2.   You can figure it out.  You can!  You are capable and smart and you can find a way to work out this problem.  You will ultimately work it out.  Use the skills that you learned, based on your past experiences.  Use your knowledge of yourself and how you learn best to work through the problem.  Do you have to keep practicing until you get it (my youngest daughter) or do you have to process and think about it differently before trying again (my oldest daughter)?  Sometimes just walking outside or taking a bath can help it click.  Sometimes you just have to stick with it until your muscle memory or brain take over and you have it. 

3.   It is okay to ask for help. It is!  If you have tried, tried, and tried again but are not seeing the solution, ask for someone else’s point of view.  Ask how they see it and ask how they would solve it.  You are not alone in this world and you are surrounded by people that love you and want you to succeed. 

4.   Three-to-one rule. For every negative thing you say about yourself, we need three positive ones.  This goes mainly for times when you have tried something but it didn’t work for you. 

For every major disappointment or failure, we recall or discuss three positive ones.

5.   Reactions are for the moment.  What we learn is for a lifetime.  In each situation you deal with, you have an opportunity to learn.  Your reactions and emotions will fade and change as time goes on.  Look for the lesson in each challenge and each situation with an undesired outcome. Hold on to that lesson.  Let it help your future reactions.  Let it comfort you and strengthen you.

I ask, “What did we learn from this?”

Admittedly, this is very much a ‘mom question,’ but it is an important one.  It helps me hear that my children have seen the important aspect of any positive and negative situation, even if they don’t see it right away. 

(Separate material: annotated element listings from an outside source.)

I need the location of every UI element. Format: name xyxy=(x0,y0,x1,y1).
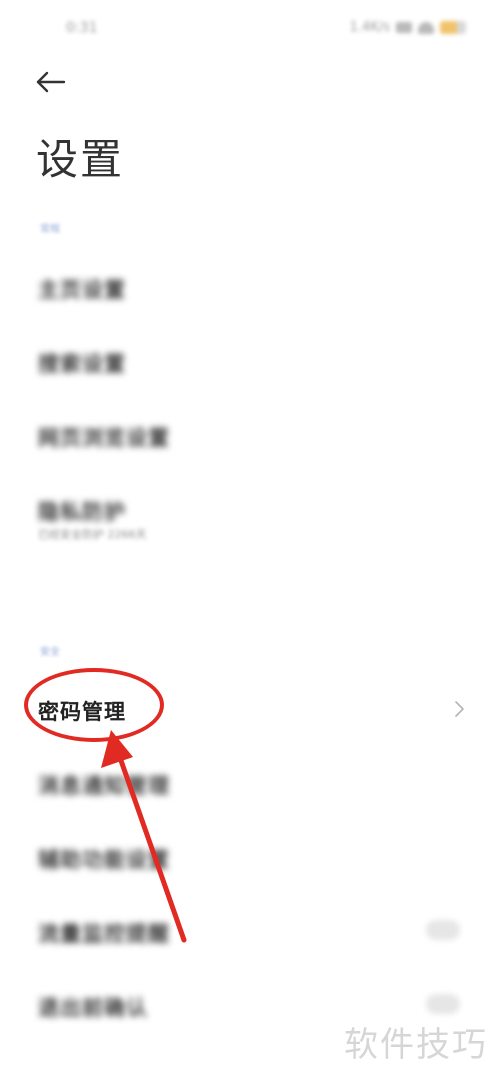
item-label: 网页浏览设置 xyxy=(38,426,170,450)
signal-icon xyxy=(396,22,412,33)
settings-item-traffic[interactable]: 流量监控提醒 xyxy=(0,898,500,964)
battery-icon xyxy=(440,21,466,34)
settings-item-search[interactable]: 搜索设置 xyxy=(0,328,500,394)
settings-item-notifications[interactable]: 消息通知管理 xyxy=(0,750,500,816)
settings-item-password[interactable]: 密码管理 xyxy=(0,676,500,742)
section-label-general: 常规 xyxy=(40,224,60,235)
exit-confirm-toggle[interactable] xyxy=(426,994,460,1014)
item-label: 搜索设置 xyxy=(38,352,126,376)
traffic-toggle[interactable] xyxy=(426,920,460,940)
status-bar: 0:31 1.4K/s xyxy=(0,0,500,60)
status-indicators: 1.4K/s xyxy=(350,20,466,35)
watermark: 软件技巧 xyxy=(344,1025,488,1065)
item-label: 隐私防护 xyxy=(38,500,126,524)
section-label-security: 安全 xyxy=(40,647,60,658)
item-label: 退出前确认 xyxy=(38,996,148,1020)
back-button[interactable] xyxy=(30,62,70,102)
status-time: 0:31 xyxy=(66,20,98,36)
settings-item-browsing[interactable]: 网页浏览设置 xyxy=(0,402,500,468)
item-label: 辅助功能设置 xyxy=(38,848,170,872)
page-title: 设置 xyxy=(36,135,125,184)
network-speed: 1.4K/s xyxy=(349,20,390,35)
wifi-icon xyxy=(418,21,434,34)
item-subtitle: 已经安全防护 2266天 xyxy=(38,528,147,541)
settings-item-homepage[interactable]: 主页设置 xyxy=(0,254,500,320)
item-label: 主页设置 xyxy=(38,278,126,302)
item-label: 消息通知管理 xyxy=(38,774,170,798)
arrow-left-icon xyxy=(36,71,66,93)
item-label: 密码管理 xyxy=(38,700,126,724)
item-label: 流量监控提醒 xyxy=(38,922,170,946)
settings-item-privacy[interactable]: 隐私防护 已经安全防护 2266天 xyxy=(0,476,500,556)
settings-item-accessibility[interactable]: 辅助功能设置 xyxy=(0,824,500,890)
chevron-right-icon xyxy=(455,701,464,717)
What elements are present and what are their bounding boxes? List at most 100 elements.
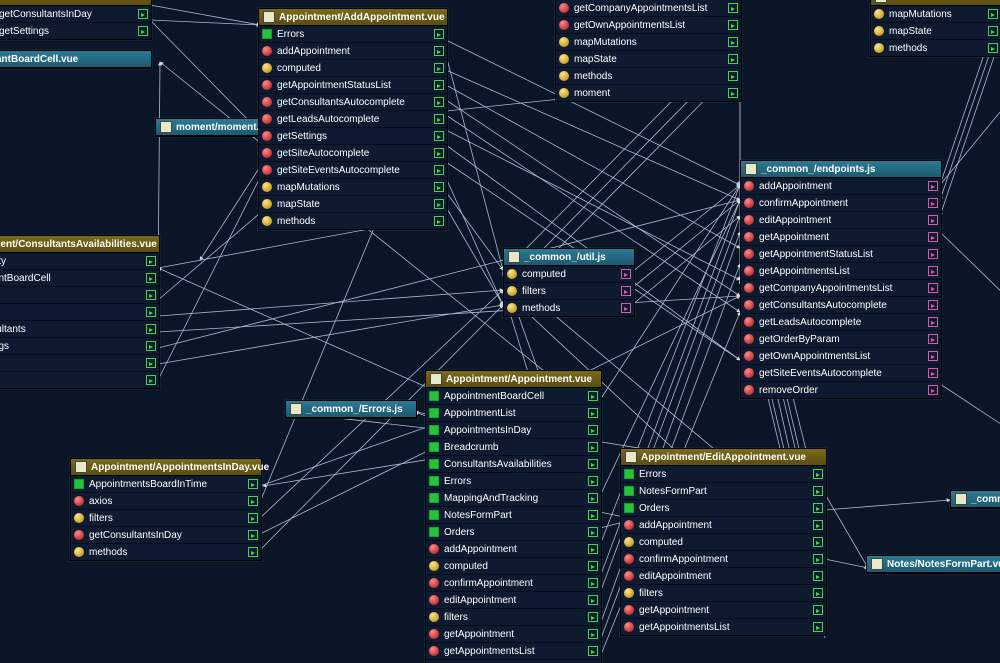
out-port[interactable] xyxy=(434,63,444,73)
member-row[interactable]: filters xyxy=(504,283,634,300)
module-header[interactable]: ppointment/ConsultantsAvailabilities.vue xyxy=(0,236,159,253)
out-port[interactable] xyxy=(988,43,998,53)
module-node[interactable]: _common_/endpoints.jsaddAppointmentconfi… xyxy=(740,160,942,399)
out-port[interactable] xyxy=(588,391,598,401)
out-port-alt[interactable] xyxy=(928,368,938,378)
out-port[interactable] xyxy=(434,165,444,175)
out-port-alt[interactable] xyxy=(621,269,631,279)
out-port[interactable] xyxy=(248,496,258,506)
member-row[interactable]: methods xyxy=(871,40,1000,56)
out-port[interactable] xyxy=(813,469,823,479)
member-row[interactable]: getAppointmentsList xyxy=(426,643,601,660)
member-row[interactable]: getAppointmentsList xyxy=(741,263,941,280)
member-row[interactable]: getConsultants xyxy=(0,321,159,338)
member-row[interactable]: getAppointmentsList xyxy=(621,619,826,635)
member-row[interactable]: computed xyxy=(621,534,826,551)
module-header[interactable]: _common_/util.js xyxy=(504,249,634,266)
module-node[interactable]: Appointment/AddAppointment.vueErrorsaddA… xyxy=(258,8,448,230)
out-port-alt[interactable] xyxy=(928,181,938,191)
member-row[interactable]: mapMutations xyxy=(556,34,741,51)
member-row[interactable]: addAppointment xyxy=(259,43,447,60)
out-port[interactable] xyxy=(146,256,156,266)
module-node[interactable]: Appointment/AppointmentsInDay.vueAppoint… xyxy=(70,458,262,561)
out-port[interactable] xyxy=(434,131,444,141)
member-row[interactable]: mapState xyxy=(556,51,741,68)
out-port[interactable] xyxy=(588,408,598,418)
out-port[interactable] xyxy=(588,578,598,588)
out-port[interactable] xyxy=(813,571,823,581)
member-row[interactable]: mapMutations xyxy=(259,179,447,196)
member-row[interactable]: axios xyxy=(0,287,159,304)
out-port[interactable] xyxy=(146,273,156,283)
out-port[interactable] xyxy=(813,605,823,615)
member-row[interactable]: mapState xyxy=(259,196,447,213)
member-row[interactable]: Errors xyxy=(621,466,826,483)
member-row[interactable]: getOwnAppointmentsList xyxy=(556,17,741,34)
out-port[interactable] xyxy=(434,182,444,192)
out-port[interactable] xyxy=(138,26,148,36)
module-node[interactable]: Notes/NotesFormPart.vue xyxy=(866,555,1000,574)
out-port-alt[interactable] xyxy=(928,249,938,259)
member-row[interactable]: confirmAppointment xyxy=(621,551,826,568)
member-row[interactable]: moment xyxy=(556,85,741,101)
member-row[interactable]: getConsultantsAutocomplete xyxy=(259,94,447,111)
member-row[interactable]: getAppointment xyxy=(621,602,826,619)
member-row[interactable]: getCompanyAppointmentsList xyxy=(556,0,741,17)
member-row[interactable]: getSiteEventsAutocomplete xyxy=(741,365,941,382)
member-row[interactable]: Errors xyxy=(426,473,601,490)
member-row[interactable]: getSiteEventsAutocomplete xyxy=(259,162,447,179)
out-port[interactable] xyxy=(588,612,598,622)
out-port[interactable] xyxy=(728,88,738,98)
module-node[interactable]: mapMutationsmapStatemethods xyxy=(870,0,1000,57)
module-node[interactable]: getConsultantsInDaygetSettings xyxy=(0,0,152,40)
out-port[interactable] xyxy=(988,9,998,19)
out-port[interactable] xyxy=(138,9,148,19)
member-row[interactable]: methods xyxy=(504,300,634,316)
member-row[interactable]: AppointmentsBoardInTime xyxy=(71,476,261,493)
module-node[interactable]: ppointment/ConsultantsAvailabilities.vue… xyxy=(0,235,160,389)
module-header[interactable]: _common_/endpoints.js xyxy=(741,161,941,178)
out-port[interactable] xyxy=(248,530,258,540)
out-port-alt[interactable] xyxy=(928,300,938,310)
module-node[interactable]: _common_/Errors.js xyxy=(285,400,417,419)
member-row[interactable]: editAppointment xyxy=(426,592,601,609)
member-row[interactable]: getSettings xyxy=(0,338,159,355)
out-port[interactable] xyxy=(146,290,156,300)
dependency-graph-canvas[interactable]: getConsultantsInDaygetSettings…ent/Consu… xyxy=(0,0,1000,663)
module-header[interactable]: Appointment/EditAppointment.vue xyxy=(621,449,826,466)
out-port[interactable] xyxy=(146,375,156,385)
member-row[interactable]: methods xyxy=(71,544,261,560)
out-port-alt[interactable] xyxy=(928,215,938,225)
member-row[interactable]: methods xyxy=(0,355,159,372)
module-header[interactable]: Appointment/AppointmentsInDay.vue xyxy=(71,459,261,476)
member-row[interactable]: getOrderByParam xyxy=(741,331,941,348)
out-port[interactable] xyxy=(728,3,738,13)
member-row[interactable]: AppointmentsInDay xyxy=(426,422,601,439)
member-row[interactable]: getConsultantsInDay xyxy=(71,527,261,544)
out-port[interactable] xyxy=(588,459,598,469)
out-port[interactable] xyxy=(434,216,444,226)
module-node[interactable]: getCompanyAppointmentsListgetOwnAppointm… xyxy=(555,0,742,102)
module-node[interactable]: _common_/util.jscomputedfiltersmethods xyxy=(503,248,635,317)
out-port-alt[interactable] xyxy=(621,303,631,313)
module-header[interactable]: …ent/ConsultantBoardCell.vue xyxy=(0,51,151,68)
out-port[interactable] xyxy=(588,510,598,520)
member-row[interactable]: getAppointment xyxy=(426,626,601,643)
member-row[interactable]: AppointmentBoardCell xyxy=(426,388,601,405)
out-port[interactable] xyxy=(813,537,823,547)
member-row[interactable]: computed xyxy=(426,558,601,575)
module-header[interactable]: _common_… xyxy=(951,491,1000,508)
member-row[interactable]: editAppointment xyxy=(741,212,941,229)
out-port[interactable] xyxy=(146,358,156,368)
out-port[interactable] xyxy=(248,513,258,523)
out-port[interactable] xyxy=(588,527,598,537)
out-port[interactable] xyxy=(146,307,156,317)
out-port[interactable] xyxy=(988,26,998,36)
out-port[interactable] xyxy=(588,561,598,571)
member-row[interactable]: filters xyxy=(0,304,159,321)
out-port-alt[interactable] xyxy=(928,351,938,361)
out-port[interactable] xyxy=(434,114,444,124)
out-port[interactable] xyxy=(248,479,258,489)
module-header[interactable]: _common_/Errors.js xyxy=(286,401,416,418)
module-node[interactable]: Appointment/Appointment.vueAppointmentBo… xyxy=(425,370,602,663)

This is our work-in-progress but just like with The Gratitude Project and some of our waypoints in The New Habits Project, the goal is that these principles will create a pattern of thinking.  A habit that will become a skill.  A way to cope with undesired outcomes and start to see the possibilities that may come with these moments. 

These principles will create a positive healthy pathway to ‘get back on the bike’ and try again.  Figure it out.  Truly believe that they are strong (because they are) and that they will ultimately succeed.  They will learn from their experiences, they will help themselves, and they will have the skills of resilience to do great things.